Sunday 6 February 2011

Loneliness

My mother insisted she was lonely for almost all of her life. According to her brothers, both of whom refuse to allow me to call them uncle, she was loneliest when she was a conjoined twin, and seemed to come out of it for a while after her twin died in a skiing accident. Then six months later the doctors separated her from her dead, and increasingly gangrenous, twin, and she went back to being lonely again.
My father, who has a court order keeping me out of shouting range from him, wrote me a letter years ago, before things between us deteriorated, saying that my mother was lonely when he first met her, but that she seemed to become happier as they got to know each other. "There was," he wrote, "twenty-five minutes the day before our wedding, when we were the happiest we've ever been. I really think your mother came alive then." After the wedding things went downhill rapidly; on the second night of their honeymoon she slept on the couch; on the third she booked a separate room in the hotel. "I have no idea how you were conceived," he wrote in the last paragraph of the letter, "physically or mentally.
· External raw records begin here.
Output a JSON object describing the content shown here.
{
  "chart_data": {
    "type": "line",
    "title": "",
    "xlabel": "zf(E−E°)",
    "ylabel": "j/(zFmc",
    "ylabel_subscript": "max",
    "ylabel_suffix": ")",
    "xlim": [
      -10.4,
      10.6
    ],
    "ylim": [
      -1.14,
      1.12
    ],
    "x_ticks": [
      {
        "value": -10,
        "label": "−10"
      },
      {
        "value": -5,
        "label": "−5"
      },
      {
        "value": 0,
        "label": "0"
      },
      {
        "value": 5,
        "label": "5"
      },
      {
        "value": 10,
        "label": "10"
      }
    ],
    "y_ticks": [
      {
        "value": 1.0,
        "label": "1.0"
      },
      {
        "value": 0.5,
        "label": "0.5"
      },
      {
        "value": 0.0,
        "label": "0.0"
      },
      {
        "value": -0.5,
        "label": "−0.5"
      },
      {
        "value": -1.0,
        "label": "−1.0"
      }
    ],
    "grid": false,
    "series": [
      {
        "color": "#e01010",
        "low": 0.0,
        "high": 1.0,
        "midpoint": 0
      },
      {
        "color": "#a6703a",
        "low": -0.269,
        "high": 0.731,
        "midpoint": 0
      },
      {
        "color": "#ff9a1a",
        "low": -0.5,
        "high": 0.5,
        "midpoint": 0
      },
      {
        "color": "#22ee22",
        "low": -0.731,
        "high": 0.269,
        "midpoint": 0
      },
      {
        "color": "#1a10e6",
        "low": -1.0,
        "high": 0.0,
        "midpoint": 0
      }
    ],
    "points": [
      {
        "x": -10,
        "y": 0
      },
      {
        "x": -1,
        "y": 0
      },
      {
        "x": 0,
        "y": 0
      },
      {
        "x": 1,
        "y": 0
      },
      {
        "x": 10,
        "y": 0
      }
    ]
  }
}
I certainly would have vetoed the design document for you if I'd been shown it first."
The doctor who delivered me is currently prosecuting a case against me for stalking and clinginess, though his lawyer has sent a letter that suggests he'd be being far crueler if he didn't think it wasn't completely my fault. Before things came to that, he had told me that my mother seemed happiest while in labour, and as soon as I was born she was disinterested. "We thought it was rapid onset post-partum depression," his letter to me stated, "and we were thrilled that we'd be able to study it and write it up as a paper. But your mother refused to self-harm, wasn't interested in reading Sylvia Plath, and showed admirable, if upsetting, caution around open windows and high rooftops."
My childhood memories are a little strange, according to my therapist, who has put her rates up six times in the last six visits. I have almost no memory at all of my mother, but I refer to things happening that need another person to be there. "It's as if," she's mused, "your mother were somehow invisible to you most of the time."
"What mother?" I replied.
After my therapist convinced me that I must have had a mother to be born, I went looking, and a concerted facebook campaign found her (I won't give my facebook details as I have a lifetime ban from the site from over-friendly behaviour). I went to visit her and found her attending an artist-commune. She was sat in a meadow, her eyes streaming with hayfever, daubing brown paint onto a beige canvas in the likeness of Mahatma Gandhi. When I approached, she looked round and somehow stuck her brush straight through her canvas.
She wouldn't say much, only that I had family and that she would provide their names and addresses; the above tale relates how well that has turned out. She seemed listless, and shortly after I left she beat herself into a coma with a thin volume of Sylvia Plath poetry and died a few days later. I've sent the volume to the doctor who delivered me in case he can now write that paper.
I think I may have inherited my mother's loneliness.